In a new dimension, the wicked now visit salons to pick original human hair for money ritual purposes. They also steal clothes in people’s compounds spread out to dry. They visit hospital waste bins for female sanitary pads, pampers, umbilical cords of newborn babies, and other forms of human waste. I remember clearly when as schoolboys, we were regaled with tales from Lagos narrating how people’s private parts got missing at the touch of a ritualist. It didn’t make sense to our puerile minds in those days because it lacked veracity. For us, it was inexplicable magic. But now, like Celine Dion, “it is all coming back to me”.
The repercussions for money ritual are inevitable. They manifest in different ways, some of them too grisly to recount. Sometimes, the perpetrators die suddenly in disgraceful fashion. Sometimes too, they eat their own human waste, run mad and walk about naked. Other times, parts of their bodies decay gradually until they die. Also, some of them go through unimaginable experiences at night having frequent encounters with spirits and apparitions. Some die by thunder strike which mangles their bodies beyond recognition.
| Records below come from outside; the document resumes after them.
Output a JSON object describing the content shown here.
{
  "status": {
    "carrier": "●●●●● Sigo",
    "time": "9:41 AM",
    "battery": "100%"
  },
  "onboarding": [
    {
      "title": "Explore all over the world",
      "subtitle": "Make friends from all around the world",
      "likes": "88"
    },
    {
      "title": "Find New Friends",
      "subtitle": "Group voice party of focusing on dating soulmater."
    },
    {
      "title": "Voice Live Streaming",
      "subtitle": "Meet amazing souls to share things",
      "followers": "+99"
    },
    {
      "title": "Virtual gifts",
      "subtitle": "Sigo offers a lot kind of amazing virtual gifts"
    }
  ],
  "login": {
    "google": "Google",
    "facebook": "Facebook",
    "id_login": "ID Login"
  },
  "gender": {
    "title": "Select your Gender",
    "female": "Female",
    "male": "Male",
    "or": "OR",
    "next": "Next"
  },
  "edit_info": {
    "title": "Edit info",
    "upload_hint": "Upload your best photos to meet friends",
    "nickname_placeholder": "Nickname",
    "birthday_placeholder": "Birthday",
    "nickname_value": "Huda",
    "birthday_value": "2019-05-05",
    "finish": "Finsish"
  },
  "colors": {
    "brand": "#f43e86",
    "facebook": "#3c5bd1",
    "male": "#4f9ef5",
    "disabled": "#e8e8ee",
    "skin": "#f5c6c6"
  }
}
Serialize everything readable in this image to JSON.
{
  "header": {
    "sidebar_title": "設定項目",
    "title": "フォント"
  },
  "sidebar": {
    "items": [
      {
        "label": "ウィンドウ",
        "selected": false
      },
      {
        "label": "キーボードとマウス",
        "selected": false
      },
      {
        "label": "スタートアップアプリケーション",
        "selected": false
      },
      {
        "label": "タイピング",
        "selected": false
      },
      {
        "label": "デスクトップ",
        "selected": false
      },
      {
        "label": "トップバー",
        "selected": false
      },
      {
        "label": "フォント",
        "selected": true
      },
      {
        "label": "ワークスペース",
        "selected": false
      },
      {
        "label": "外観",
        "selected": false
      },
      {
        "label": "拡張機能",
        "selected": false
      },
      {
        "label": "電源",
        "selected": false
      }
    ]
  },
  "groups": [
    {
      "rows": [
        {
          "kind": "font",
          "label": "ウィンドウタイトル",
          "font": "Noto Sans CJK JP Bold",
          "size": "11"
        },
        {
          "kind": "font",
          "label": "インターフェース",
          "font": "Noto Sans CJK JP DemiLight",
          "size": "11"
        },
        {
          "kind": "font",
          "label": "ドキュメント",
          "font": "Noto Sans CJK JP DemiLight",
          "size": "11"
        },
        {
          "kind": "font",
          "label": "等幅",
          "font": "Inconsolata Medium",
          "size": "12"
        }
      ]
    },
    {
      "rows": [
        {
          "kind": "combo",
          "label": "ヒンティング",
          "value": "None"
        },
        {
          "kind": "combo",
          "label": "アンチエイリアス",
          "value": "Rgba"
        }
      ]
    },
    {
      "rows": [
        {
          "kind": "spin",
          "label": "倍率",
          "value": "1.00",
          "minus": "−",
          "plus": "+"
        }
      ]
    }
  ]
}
Some die in motor accidents where their bodies are plastered on the road. Indeed, any short cut to success will lead to a short cut to life. Our society must be alive to these and other absurdities that have unfortunately characterized our generation. Since we are living in times when everybody is responsible for himself with a minimal or no government input, it is advised that we should all be alert and not become mindless accomplices in an evil endeavour.